By late spring, Indiana University was ready to coordinate the shipping and logistics to bring the prow from California to Indiana – a distance of more than 2,200 miles. After the long journey, the prow was refurbished and repainted. It is now on permanent display along with the ship’s mainmast and two gun mounts, which were given to the University by the Navy in 1966.
“If it hadn’t been for the determination and detective work of Mark Miller – along with Scott Clarke’s letter to the Herald-Times, the personal interest of President McRobbie, and the generosity of the Spenger family – the USS Indiana prow would have never made it home to Memorial Stadium,” added Glass.

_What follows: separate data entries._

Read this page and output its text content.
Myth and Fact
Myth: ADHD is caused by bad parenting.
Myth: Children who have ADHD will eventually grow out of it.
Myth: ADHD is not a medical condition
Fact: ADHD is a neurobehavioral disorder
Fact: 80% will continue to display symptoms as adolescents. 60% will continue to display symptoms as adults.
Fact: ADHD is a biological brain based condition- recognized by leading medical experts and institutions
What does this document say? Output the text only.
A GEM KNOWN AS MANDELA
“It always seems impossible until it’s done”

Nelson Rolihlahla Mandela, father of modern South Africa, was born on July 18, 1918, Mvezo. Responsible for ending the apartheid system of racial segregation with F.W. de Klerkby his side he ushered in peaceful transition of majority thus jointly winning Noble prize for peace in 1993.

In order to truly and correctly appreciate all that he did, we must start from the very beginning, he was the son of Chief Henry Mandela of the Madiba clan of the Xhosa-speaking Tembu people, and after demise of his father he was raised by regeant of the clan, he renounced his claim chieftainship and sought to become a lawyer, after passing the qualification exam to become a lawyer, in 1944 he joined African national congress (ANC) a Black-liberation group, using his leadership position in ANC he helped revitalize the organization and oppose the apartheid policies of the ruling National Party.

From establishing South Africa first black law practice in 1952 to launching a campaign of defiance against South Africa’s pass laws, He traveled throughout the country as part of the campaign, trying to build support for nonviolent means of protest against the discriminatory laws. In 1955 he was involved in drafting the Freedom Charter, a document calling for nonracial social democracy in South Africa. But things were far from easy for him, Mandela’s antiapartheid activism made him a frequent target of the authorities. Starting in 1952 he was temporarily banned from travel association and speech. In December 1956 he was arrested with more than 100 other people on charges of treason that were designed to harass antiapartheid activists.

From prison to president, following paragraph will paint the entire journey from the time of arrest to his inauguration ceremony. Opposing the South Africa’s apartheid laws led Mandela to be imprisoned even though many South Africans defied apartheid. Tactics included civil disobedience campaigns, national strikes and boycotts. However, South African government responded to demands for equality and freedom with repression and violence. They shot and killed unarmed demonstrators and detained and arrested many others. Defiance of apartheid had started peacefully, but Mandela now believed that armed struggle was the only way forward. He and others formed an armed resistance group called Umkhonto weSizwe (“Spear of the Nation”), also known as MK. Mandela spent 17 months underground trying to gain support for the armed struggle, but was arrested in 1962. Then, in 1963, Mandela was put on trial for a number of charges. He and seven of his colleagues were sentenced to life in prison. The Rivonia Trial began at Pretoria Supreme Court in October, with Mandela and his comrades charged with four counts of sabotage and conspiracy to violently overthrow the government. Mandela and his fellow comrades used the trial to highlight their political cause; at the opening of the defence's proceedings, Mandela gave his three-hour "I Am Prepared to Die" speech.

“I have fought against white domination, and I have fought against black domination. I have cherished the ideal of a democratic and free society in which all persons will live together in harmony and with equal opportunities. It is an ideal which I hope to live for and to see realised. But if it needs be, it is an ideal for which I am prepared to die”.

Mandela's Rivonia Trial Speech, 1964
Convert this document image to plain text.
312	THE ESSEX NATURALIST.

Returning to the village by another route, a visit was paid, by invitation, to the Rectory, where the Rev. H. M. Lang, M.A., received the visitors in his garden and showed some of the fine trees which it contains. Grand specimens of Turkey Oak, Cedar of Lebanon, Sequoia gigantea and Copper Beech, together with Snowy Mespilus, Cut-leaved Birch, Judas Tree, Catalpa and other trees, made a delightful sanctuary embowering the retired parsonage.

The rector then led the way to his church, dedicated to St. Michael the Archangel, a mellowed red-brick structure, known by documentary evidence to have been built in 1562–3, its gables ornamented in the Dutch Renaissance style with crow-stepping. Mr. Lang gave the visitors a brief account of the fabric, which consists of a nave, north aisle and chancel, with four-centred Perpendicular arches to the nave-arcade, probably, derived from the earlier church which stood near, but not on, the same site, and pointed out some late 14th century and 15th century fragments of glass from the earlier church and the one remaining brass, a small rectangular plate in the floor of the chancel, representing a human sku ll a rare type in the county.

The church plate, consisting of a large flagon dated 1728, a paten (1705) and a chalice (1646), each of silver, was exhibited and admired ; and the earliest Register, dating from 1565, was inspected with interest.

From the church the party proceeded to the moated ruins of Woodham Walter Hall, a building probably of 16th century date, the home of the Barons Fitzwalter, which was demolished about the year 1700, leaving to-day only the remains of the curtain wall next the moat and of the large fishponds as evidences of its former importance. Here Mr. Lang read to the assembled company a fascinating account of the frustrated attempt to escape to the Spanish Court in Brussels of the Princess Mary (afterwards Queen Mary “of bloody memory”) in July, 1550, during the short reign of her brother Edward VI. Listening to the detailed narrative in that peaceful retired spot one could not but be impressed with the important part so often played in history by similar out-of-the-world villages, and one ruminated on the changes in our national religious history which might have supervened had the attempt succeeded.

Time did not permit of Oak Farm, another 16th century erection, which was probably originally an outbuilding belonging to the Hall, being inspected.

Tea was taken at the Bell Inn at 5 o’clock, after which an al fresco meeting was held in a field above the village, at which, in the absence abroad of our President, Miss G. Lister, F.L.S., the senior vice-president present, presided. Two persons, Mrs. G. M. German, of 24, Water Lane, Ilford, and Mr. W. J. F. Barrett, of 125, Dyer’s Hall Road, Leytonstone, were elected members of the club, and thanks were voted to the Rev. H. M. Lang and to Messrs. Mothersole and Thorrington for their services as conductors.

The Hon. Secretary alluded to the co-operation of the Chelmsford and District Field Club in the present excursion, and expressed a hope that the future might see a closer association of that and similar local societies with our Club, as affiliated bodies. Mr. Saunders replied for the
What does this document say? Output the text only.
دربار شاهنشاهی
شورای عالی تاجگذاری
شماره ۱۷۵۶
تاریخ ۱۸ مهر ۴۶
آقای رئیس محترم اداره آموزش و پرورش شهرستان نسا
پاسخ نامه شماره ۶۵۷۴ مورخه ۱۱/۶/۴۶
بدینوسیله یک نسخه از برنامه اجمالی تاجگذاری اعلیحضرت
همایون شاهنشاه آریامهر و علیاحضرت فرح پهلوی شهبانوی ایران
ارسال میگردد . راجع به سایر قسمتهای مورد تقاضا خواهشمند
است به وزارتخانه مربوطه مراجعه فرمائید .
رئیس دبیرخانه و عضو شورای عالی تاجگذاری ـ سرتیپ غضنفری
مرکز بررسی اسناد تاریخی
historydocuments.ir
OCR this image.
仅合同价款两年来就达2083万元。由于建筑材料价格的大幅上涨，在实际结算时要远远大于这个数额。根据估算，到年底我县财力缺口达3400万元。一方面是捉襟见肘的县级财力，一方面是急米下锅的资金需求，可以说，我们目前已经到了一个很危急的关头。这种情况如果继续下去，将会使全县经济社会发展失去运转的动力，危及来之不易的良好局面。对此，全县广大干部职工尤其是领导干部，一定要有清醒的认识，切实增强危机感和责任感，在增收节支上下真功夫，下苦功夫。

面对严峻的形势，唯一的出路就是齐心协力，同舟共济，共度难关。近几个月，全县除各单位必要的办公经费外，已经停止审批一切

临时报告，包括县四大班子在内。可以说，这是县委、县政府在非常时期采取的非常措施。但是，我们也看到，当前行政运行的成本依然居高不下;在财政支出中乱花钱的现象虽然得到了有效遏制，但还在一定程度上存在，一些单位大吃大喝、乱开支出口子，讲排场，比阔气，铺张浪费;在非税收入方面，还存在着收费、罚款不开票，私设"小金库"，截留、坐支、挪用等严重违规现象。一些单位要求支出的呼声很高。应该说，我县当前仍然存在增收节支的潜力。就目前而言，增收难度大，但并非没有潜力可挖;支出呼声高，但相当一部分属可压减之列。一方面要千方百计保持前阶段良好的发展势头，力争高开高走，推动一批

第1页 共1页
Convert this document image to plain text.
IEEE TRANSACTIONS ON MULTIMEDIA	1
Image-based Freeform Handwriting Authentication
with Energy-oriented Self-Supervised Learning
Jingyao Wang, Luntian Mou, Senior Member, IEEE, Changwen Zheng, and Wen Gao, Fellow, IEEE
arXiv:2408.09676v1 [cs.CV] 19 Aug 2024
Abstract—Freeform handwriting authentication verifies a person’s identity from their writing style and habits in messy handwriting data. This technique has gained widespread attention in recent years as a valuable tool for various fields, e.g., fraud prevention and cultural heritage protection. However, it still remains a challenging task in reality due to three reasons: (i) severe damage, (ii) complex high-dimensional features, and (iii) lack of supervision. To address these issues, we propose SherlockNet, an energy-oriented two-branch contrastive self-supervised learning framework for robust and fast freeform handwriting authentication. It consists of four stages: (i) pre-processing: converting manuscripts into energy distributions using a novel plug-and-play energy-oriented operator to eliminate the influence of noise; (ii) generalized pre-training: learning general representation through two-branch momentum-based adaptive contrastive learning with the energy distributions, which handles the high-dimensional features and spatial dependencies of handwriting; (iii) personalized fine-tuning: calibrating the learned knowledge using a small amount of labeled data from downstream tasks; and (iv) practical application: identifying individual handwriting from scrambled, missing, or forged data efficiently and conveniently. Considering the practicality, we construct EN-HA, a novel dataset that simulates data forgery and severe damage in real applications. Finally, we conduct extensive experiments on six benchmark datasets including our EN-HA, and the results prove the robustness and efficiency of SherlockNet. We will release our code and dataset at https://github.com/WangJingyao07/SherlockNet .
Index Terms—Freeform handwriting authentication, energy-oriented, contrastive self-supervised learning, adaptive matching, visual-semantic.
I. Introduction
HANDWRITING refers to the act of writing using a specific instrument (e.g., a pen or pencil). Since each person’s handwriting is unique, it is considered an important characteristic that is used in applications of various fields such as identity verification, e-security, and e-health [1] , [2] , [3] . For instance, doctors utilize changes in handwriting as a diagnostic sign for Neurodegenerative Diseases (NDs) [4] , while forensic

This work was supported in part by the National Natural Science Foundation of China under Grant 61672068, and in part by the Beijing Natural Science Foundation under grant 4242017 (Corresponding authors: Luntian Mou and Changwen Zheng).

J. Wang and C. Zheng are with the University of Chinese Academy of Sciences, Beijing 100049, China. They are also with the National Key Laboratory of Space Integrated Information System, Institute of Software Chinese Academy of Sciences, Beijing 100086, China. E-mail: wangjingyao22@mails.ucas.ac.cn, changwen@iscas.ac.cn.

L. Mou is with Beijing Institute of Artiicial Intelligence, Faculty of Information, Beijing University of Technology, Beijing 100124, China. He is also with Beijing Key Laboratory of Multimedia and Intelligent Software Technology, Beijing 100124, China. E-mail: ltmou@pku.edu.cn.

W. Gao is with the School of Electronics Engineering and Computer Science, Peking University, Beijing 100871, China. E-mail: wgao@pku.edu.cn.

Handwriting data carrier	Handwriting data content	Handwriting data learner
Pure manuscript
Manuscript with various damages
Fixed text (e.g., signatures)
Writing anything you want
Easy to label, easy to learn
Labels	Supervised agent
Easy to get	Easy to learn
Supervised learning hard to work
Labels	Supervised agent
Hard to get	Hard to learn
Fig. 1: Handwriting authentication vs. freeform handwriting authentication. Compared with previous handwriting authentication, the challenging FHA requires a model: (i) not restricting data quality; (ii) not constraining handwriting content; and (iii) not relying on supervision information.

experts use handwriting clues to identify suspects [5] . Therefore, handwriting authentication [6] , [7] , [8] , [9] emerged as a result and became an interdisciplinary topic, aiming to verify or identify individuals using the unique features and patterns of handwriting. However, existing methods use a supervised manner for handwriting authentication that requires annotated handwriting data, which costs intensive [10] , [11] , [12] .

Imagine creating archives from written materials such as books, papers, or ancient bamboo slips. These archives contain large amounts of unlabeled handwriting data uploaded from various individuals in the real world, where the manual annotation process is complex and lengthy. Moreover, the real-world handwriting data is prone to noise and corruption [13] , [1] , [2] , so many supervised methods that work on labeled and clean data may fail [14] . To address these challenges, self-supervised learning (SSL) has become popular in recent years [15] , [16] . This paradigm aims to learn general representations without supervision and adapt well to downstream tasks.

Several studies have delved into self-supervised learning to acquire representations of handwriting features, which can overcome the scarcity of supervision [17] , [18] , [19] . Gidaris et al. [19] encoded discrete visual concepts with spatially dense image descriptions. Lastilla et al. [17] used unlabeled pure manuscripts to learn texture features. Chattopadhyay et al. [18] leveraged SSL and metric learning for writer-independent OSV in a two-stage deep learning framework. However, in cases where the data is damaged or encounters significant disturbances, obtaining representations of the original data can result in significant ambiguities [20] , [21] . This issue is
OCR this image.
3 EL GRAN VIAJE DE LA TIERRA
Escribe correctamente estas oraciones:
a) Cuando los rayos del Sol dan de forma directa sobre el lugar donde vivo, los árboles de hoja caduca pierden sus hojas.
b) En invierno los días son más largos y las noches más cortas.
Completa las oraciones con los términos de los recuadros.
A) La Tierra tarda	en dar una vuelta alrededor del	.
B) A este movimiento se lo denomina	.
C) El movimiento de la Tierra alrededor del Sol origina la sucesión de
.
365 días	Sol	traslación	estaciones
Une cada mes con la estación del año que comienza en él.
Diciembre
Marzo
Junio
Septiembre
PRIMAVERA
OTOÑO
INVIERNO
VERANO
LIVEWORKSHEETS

For his role in bringing the prow to Bloomington, Miller is very humble. “I am just glad to have helped,” said Miller. “I have had such positive experiences with IU – both while in school and after school. This is just one small way I could give back to something I really enjoy being a part of.”
Indiana University’s Memorial Stadium is named in honor of the sons and daughters of Indiana University who have served in the wars of the republic. The mast, prow and accompanying armament, which are located on the west side of the stadium, stand as a memorial to the sons and daughters of the state of Indiana who have so gallantly served in the armed forces of our nation.